O cálculo foi feito pelo economista-chefe da Warren Rena, Felipe Salto, e pelo analista Gabriel Garrote. Segundo eles, caso seja plenamente aplicado conforme foi apresentado, o projeto levará ao aumento da dívida e do déficit primário do setor público. Pelas estimativas da Warren Rena, a aprovação levaria a uma perda da União, com juro real zero e desconto de 20%, de R$ 33,5 bilhões, somente em 2025.

Ao longo do tempo, as perdas acumuladas vão precisar ser financiadas, o que poderia elevar a dívida pública em R$ 462,2 bilhões até 2033 — o equivalente a 2,4 pontos percentuais a mais no Produto Interno Bruto (PIB). As projeções dos economistas apontam que o endividamento público atingiria 94,1% do PIB em 2033, um número temerário em um governo que tenta equalizar suas contas.

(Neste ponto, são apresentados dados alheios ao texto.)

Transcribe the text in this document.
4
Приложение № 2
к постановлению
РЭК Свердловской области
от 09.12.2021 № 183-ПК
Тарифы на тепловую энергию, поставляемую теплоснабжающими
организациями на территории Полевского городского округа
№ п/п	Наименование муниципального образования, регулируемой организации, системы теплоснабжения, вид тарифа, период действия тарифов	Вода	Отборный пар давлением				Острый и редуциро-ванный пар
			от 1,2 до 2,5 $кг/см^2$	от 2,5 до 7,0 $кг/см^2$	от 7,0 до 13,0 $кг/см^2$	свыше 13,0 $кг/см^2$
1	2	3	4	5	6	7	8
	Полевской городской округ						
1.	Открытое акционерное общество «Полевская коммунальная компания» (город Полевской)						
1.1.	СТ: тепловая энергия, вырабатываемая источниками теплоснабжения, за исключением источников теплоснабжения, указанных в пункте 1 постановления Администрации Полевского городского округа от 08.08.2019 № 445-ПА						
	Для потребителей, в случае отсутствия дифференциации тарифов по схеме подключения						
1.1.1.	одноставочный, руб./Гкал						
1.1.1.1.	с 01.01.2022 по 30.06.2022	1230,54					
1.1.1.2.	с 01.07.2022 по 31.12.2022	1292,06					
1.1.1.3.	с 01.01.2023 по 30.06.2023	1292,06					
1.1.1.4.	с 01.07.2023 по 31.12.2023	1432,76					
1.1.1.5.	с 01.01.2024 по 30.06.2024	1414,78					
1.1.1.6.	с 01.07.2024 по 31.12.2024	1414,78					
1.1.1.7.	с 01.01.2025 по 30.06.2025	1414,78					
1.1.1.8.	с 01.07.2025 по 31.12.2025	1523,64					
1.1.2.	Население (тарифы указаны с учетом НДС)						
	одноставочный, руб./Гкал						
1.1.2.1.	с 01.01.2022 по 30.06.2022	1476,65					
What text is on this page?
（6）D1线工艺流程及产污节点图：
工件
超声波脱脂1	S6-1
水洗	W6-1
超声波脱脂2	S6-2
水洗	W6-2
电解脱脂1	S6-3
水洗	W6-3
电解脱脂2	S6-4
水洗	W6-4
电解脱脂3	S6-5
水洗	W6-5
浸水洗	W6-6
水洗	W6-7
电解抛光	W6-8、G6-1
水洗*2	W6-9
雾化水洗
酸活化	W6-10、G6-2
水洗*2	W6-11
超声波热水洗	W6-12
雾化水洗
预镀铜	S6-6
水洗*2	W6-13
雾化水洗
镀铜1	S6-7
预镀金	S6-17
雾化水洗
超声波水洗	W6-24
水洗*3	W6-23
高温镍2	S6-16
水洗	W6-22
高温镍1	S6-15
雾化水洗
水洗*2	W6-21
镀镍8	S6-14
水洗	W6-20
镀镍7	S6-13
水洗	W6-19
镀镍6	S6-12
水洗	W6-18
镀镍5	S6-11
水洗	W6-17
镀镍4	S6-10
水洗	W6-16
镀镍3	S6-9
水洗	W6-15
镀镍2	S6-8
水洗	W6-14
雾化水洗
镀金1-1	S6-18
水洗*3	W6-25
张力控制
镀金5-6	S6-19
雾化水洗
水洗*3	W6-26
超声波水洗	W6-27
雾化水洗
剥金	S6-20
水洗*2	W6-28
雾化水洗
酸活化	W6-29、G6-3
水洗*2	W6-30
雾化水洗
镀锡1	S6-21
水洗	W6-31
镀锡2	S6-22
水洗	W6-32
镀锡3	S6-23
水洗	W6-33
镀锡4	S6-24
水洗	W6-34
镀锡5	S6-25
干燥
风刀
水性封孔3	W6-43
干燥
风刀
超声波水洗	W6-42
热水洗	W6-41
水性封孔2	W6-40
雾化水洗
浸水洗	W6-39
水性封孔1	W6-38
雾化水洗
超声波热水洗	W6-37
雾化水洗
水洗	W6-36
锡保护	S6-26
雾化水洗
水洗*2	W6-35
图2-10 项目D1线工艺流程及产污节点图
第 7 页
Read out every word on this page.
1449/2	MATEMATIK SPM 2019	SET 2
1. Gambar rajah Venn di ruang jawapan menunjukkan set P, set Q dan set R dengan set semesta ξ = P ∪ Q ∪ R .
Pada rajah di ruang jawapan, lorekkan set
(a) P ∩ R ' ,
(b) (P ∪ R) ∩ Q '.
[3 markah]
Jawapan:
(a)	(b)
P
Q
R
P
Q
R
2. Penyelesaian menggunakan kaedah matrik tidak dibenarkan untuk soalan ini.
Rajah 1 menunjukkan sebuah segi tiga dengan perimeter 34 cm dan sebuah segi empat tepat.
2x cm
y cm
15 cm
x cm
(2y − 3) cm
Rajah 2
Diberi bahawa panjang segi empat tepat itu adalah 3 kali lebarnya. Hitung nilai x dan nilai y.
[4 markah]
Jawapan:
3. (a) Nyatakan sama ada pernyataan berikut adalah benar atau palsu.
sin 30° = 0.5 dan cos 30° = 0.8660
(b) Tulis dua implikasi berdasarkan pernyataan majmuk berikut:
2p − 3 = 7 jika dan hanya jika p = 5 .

Com o projeto aprovado, esse percentual passaria a ser de 96,5% do PIB. “Com a nova proposta, o que se pretende é não mais pagar os juros, que atualmente são de 4%. Ademais, pretende-se que a dívida possa ser abatida em até 20%, por meio da transferência de ativos.”

De acordo com eles, caso as negociações pelo chamado Propag (Programa de Pleno Pagamento de Dívidas dos Estados) sigam a tendência atual, o resultado final será o não pagamento da dívida estadual. “Há agora grande expectativa quanto a medidas concretas direcionadas ao ajuste fiscal. Nesse contexto, trazer à baila uma nova renegociação da dívida estadual, em termos bastante favoráveis aos estados e desfavoráveis à União, tornará ainda mais delicado o atual quadro fiscal geral, diante do esperado efeito da renegociação sobre o déficit primário e a dívida pública.”

Segundo os economistas, o aumento da dívida pública só não ocorreria em um cenário em que a renegociação levasse a uma redução da dívida estadual junto a terceiros. Mas a intenção dos estados é utilizar a folga trazida pela redução da despesa financeira no aumento da despesa primária. “A própria proposta leva a essa direção, ao atrelar parte dos juros pagos a menos para investimentos em certas áreas. O que se esperaria, no mínimo, é que os recursos liberados fossem utilizados para quitar dívidas com terceiros, o que poderia compensar o aumento da dívida da União”, explicam.

Com todas as cartas sobre a mesa, entende-se que a União está certa em não gostar da ideia, e os governadores certos em lutar pela aprovação. Errado mesmo só a celeridade na condução de Pacheco, que prometeu votar o assunto na primeira quinzena de agosto.